Deferred annuities are the most common types of annuities, with investors making regular payments in to the annuity until it matures, then receiving payments at a guaranteed rate of return for a specified amount of time. Typically these annuities mature around the time that the investor retires and the payments last until they die, or their spouse dies, according to the terms of the annuity. These annuities offer a rate of return specified in the contract terms and can be fixed or variable (more on these fixed and variable annuities later).

Immediate Annuities

If you have a large amount of money that you would like invested and spread out over time (perhaps you won a lottery or had a large inheritance) then an immediate annuity might be an appropriate investment option for you. Unlike a deferred annuity, immediate annuities are paid in completely up front and payments start immediately (hence the name). Immediate annuities are a good option for investors who are either already retired or are very close to retirement (within a couple of years). Immediate annuities are attractive for investors close to retirement because they provide a guaranteed rate of return rather than risking their nest egg on the open market.

Fixed Annuities

Fixed annuities provide a guaranteed rate of return for an investor over the length of the annuity. Since the rate is guaranteed it typically won’t be as high as it would otherwise be if you were to invest your money in the stock market or mutual funds. The advantage to having a fixed annuity is that the return is guaranteed, and therefore relatively risk free, so most investors who choose this option aren’t looking to strike it rich.

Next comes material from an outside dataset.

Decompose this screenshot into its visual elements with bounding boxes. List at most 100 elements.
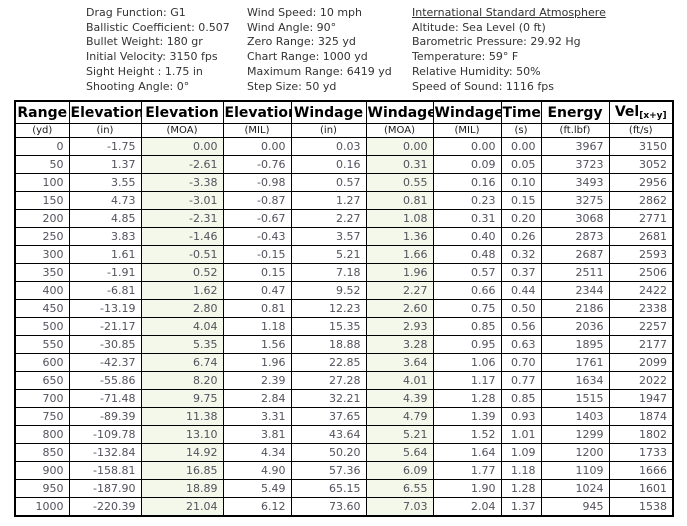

Since annuity fees can be high this can eat away at some of the rate of return so be sure to consider all fees when locking in an annuity contract.

Variable Annuities

Unlike fixed annuities, variable annuities offer the investors an option to invest in a specified type of investment that allows the investor the benefit of a strong stock market. The investment options allowed for your variable annuity will vary by issuer, but typically include mutual funds or stocks. Variable annuities are attractive especially if the market is doing well because locking in to a fixed rate of return is foolish because your money could be earning you more elsewhere.

Equity Indexed Annuities

Equity-Indexed annuities operate as a combination of fixed and variable annuities with a guaranteed rate of return, but also adds in a variable element to allow the investor to take advantage of a strong investment market. Typically the guaranteed rate of return on variable annuities is much lower than their fixed annuity counterparts, but the additional possibility to add some variable income is attractive especially in times of a strong economy. Typically these types of investments are tied to the major stock market indexes such as the S&P 500 or Russell 2000. Equity index annuities are a nice option for the typical investor who isn’t sold on locking in exclusively to a fixed rate of return.